Many years ago, when I taught Hebrew school, one of my favorite lessons to teach was the lesson about seeking forgiveness.

To help young children understand, I would demonstrate by lightly tapping a doll or, in the very old days, a child’s arm. (I totally acknowledge that doing this today would be unacceptable.) So, I would tap their arm and then say “I’m sorry,” and then do it again and again, always saying “I’m sorry.” Of course, the children giggled. I would repeat this several times, always apologizing. Then, I asked the children if I was indeed sorry. Of course, they all said “NO.” I challenged that answer by asking, “Are you calling me a liar? I said I was sorry.” “No, no, you are not sorry” they always responded.

“WHY?” I asked. “Because you are still hitting him.” Yes, they got it.

Poor behavior followed by an apology means nothing if the behavior continues. So, then, I would make it more complicated by asking, “Why did I apologize? If I was a child, why would I apologize? Did a teacher or my parent make me? Did I really mean it?”

We all understand this process and yet we struggle, often daily, to do the right thing, apologize when we don’t, change our behavior, and hopefully do charitable deeds to complete the process. It seems so simple, or it should be.

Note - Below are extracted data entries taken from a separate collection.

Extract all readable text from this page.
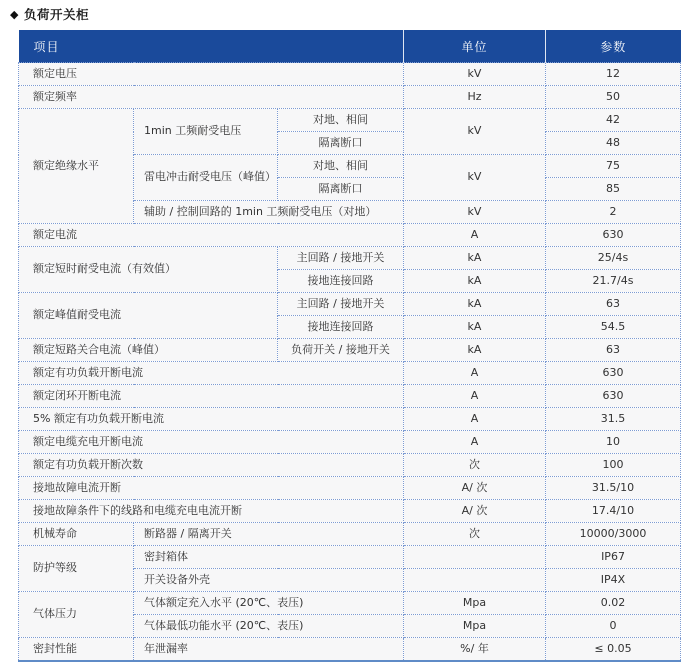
◆ 负荷开关柜
项目			单位	参数
额定电压			kV	12
额定频率			Hz	50
额定绝缘水平	1min 工频耐受电压	对地、相间	kV	42
		隔离断口		48
	雷电冲击耐受电压（峰值）	对地、相间	kV	75
		隔离断口		85
	辅助 / 控制回路的 1min 工频耐受电压（对地）		kV	2
额定电流			A	630
额定短时耐受电流（有效值）		主回路 / 接地开关	kA	25/4s
		接地连接回路	kA	21.7/4s
额定峰值耐受电流		主回路 / 接地开关	kA	63
		接地连接回路	kA	54.5
额定短路关合电流（峰值）		负荷开关 / 接地开关	kA	63
额定有功负载开断电流			A	630
额定闭环开断电流			A	630
5% 额定有功负载开断电流			A	31.5
额定电缆充电开断电流			A	10
额定有功负载开断次数			次	100
接地故障电流开断			A/ 次	31.5/10
接地故障条件下的线路和电缆充电电流开断			A/ 次	17.4/10
机械寿命	断路器 / 隔离开关		次	10000/3000
防护等级	密封箱体			IP67
	开关设备外壳			IP4X
气体压力	气体额定充入水平 (20℃、表压)		Mpa	0.02
	气体最低功能水平 (20℃、表压)		Mpa	0
密封性能	年泄漏率		%/ 年	≤ 0.05
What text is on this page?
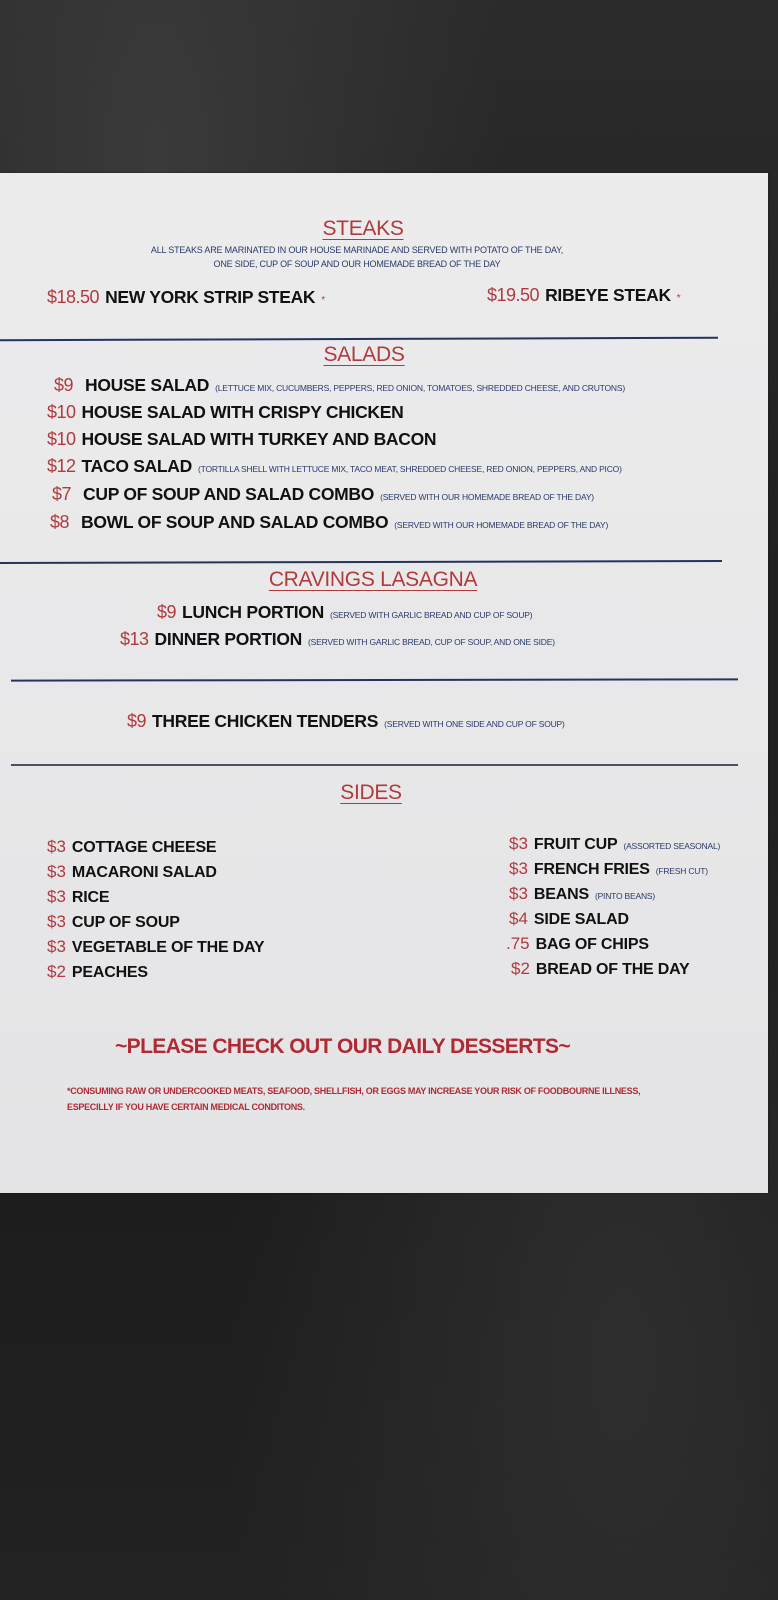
STEAKS
ALL STEAKS ARE MARINATED IN OUR HOUSE MARINADE AND SERVED WITH POTATO OF THE DAY,
ONE SIDE, CUP OF SOUP AND OUR HOMEMADE BREAD OF THE DAY
$18.50 NEW YORK STRIP STEAK *	$19.50 RIBEYE STEAK *
SALADS
$9 HOUSE SALAD (LETTUCE MIX, CUCUMBERS, PEPPERS, RED ONION, TOMATOES, SHREDDED CHEESE, AND CRUTONS)
$10 HOUSE SALAD WITH CRISPY CHICKEN
$10 HOUSE SALAD WITH TURKEY AND BACON
$12 TACO SALAD (TORTILLA SHELL WITH LETTUCE MIX, TACO MEAT, SHREDDED CHEESE, RED ONION, PEPPERS, AND PICO)
$7 CUP OF SOUP AND SALAD COMBO (SERVED WITH OUR HOMEMADE BREAD OF THE DAY)
$8 BOWL OF SOUP AND SALAD COMBO (SERVED WITH OUR HOMEMADE BREAD OF THE DAY)
CRAVINGS LASAGNA
$9 LUNCH PORTION (SERVED WITH GARLIC BREAD AND CUP OF SOUP)
$13 DINNER PORTION (SERVED WITH GARLIC BREAD, CUP OF SOUP, AND ONE SIDE)
$9 THREE CHICKEN TENDERS (SERVED WITH ONE SIDE AND CUP OF SOUP)
SIDES
$3 COTTAGE CHEESE
$3 MACARONI SALAD
$3 RICE
$3 CUP OF SOUP
$3 VEGETABLE OF THE DAY
$2 PEACHES
$3 FRUIT CUP (ASSORTED SEASONAL)
$3 FRENCH FRIES (FRESH CUT)
$3 BEANS (PINTO BEANS)
$4 SIDE SALAD
.75 BAG OF CHIPS
$2 BREAD OF THE DAY
~PLEASE CHECK OUT OUR DAILY DESSERTS~
*CONSUMING RAW OR UNDERCOOKED MEATS, SEAFOOD, SHELLFISH, OR EGGS MAY INCREASE YOUR RISK OF FOODBOURNE ILLNESS,
ESPECILLY IF YOU HAVE CERTAIN MEDICAL CONDITONS.
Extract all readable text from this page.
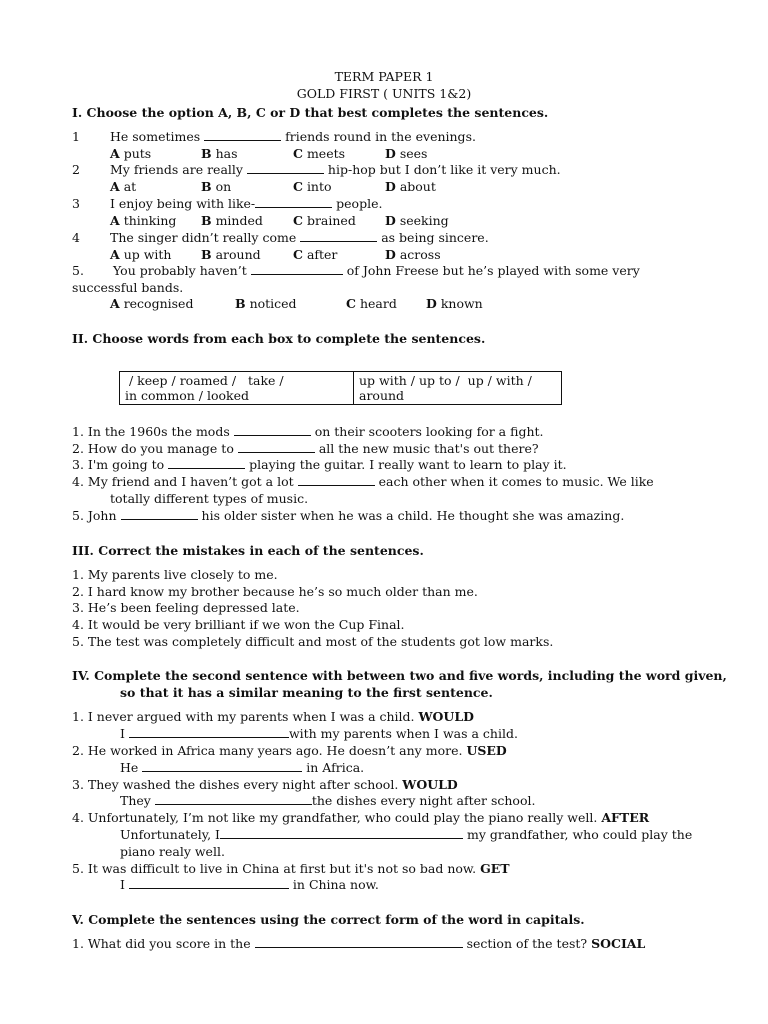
TERM PAPER 1
GOLD FIRST ( UNITS 1&2)
I. Choose the option A, B, C or D that best completes the sentences.
1 He sometimes	friends round in the evenings.
A puts	B has	C meets	D sees
2 My friends are really	hip-hop but I don’t like it very much.
A at	B on	C into	D about
3 I enjoy being with like-	people.
A thinking B minded C brained D seeking
4 The singer didn’t really come	as being sincere.
A up with B around	C after	D across
5. You probably haven’t	of John Freese but he’s played with some very
successful bands.
A recognised	B noticed	C heard D known
II. Choose words from each box to complete the sentences.
/ keep / roamed /   take /
in common / looked

up with / up to /  up / with /
around
1. In the 1960s the mods	on their scooters looking for a fight.
2. How do you manage to	all the new music that's out there?
3. I'm going to	playing the guitar. I really want to learn to play it.
4. My friend and I haven’t got a lot	each other when it comes to music. We like
totally different types of music.
5. John	his older sister when he was a child. He thought she was amazing.
III. Correct the mistakes in each of the sentences.
1. My parents live closely to me.
2. I hard know my brother because he’s so much older than me.
3. He’s been feeling depressed late.
4. It would be very brilliant if we won the Cup Final.
5. The test was completely difficult and most of the students got low marks.
IV. Complete the second sentence with between two and five words, including the word given,
so that it has a similar meaning to the first sentence.
1. I never argued with my parents when I was a child. WOULD
I	with my parents when I was a child.
2. He worked in Africa many years ago. He doesn’t any more. USED
He	in Africa.
3. They washed the dishes every night after school. WOULD
They	the dishes every night after school.
4. Unfortunately, I’m not like my grandfather, who could play the piano really well. AFTER
Unfortunately, I	my grandfather, who could play the
piano realy well.
5. It was difficult to live in China at first but it's not so bad now. GET
I	in China now.
V. Complete the sentences using the correct form of the word in capitals.
1. What did you score in the	section of the test? SOCIAL
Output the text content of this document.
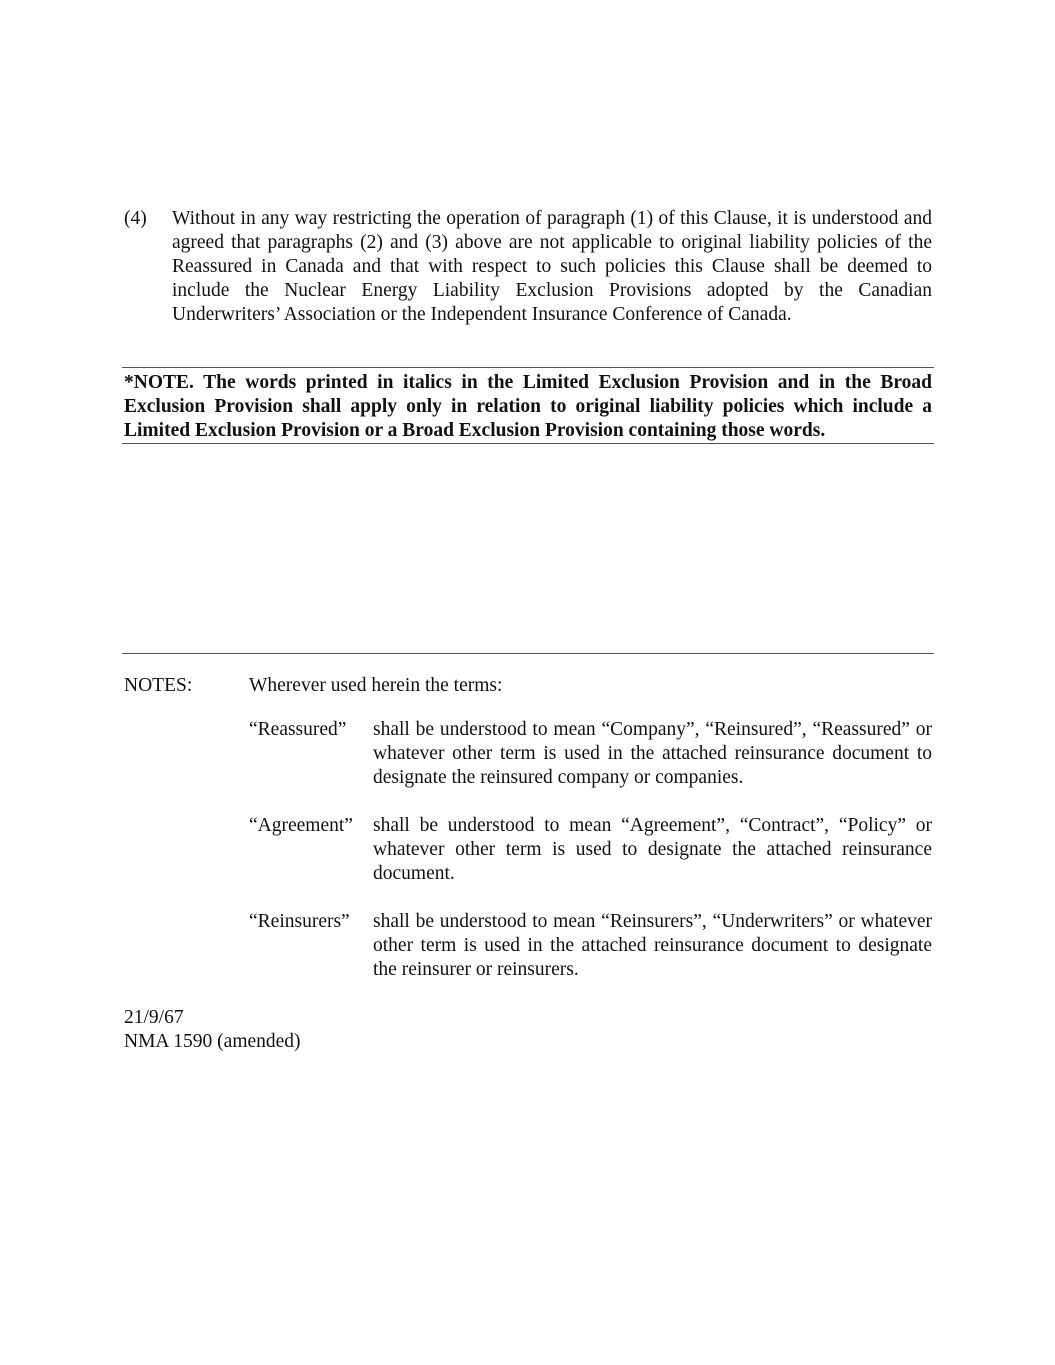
(4) Without in any way restricting the operation of paragraph (1) of this Clause, it is understood and agreed that paragraphs (2) and (3) above are not applicable to original liability policies of the Reassured in Canada and that with respect to such policies this Clause shall be deemed to include the Nuclear Energy Liability Exclusion Provisions adopted by the Canadian Underwriters’ Association or the Independent Insurance Conference of Canada.
*NOTE. The words printed in italics in the Limited Exclusion Provision and in the Broad Exclusion Provision shall apply only in relation to original liability policies which include a Limited Exclusion Provision or a Broad Exclusion Provision containing those words.
NOTES:	Wherever used herein the terms:
“Reassured”	shall be understood to mean “Company”, “Reinsured”, “Reassured” or whatever other term is used in the attached reinsurance document to designate the reinsured company or companies.
“Agreement”	shall be understood to mean “Agreement”, “Contract”, “Policy” or whatever other term is used to designate the attached reinsurance document.
“Reinsurers”	shall be understood to mean “Reinsurers”, “Underwriters” or whatever other term is used in the attached reinsurance document to designate the reinsurer or reinsurers.
21/9/67
NMA 1590 (amended)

Year after year, we stand on Yom Kippur, acknowledging the same transgressions that we did the year before. Is it human nature when we don’t really change? How do we really become more righteous people? Maybe the challenge I have for you is to read that seemingly endless list of sins and just pick one. Pick one this year that you are going to try not to do! It might take a lifetime, but, if you changed your behavior by conquering one fault every year, by life’s end, you will know that, indeed, you tried your best to become the person you knew you could be…a person truly created in God’s image.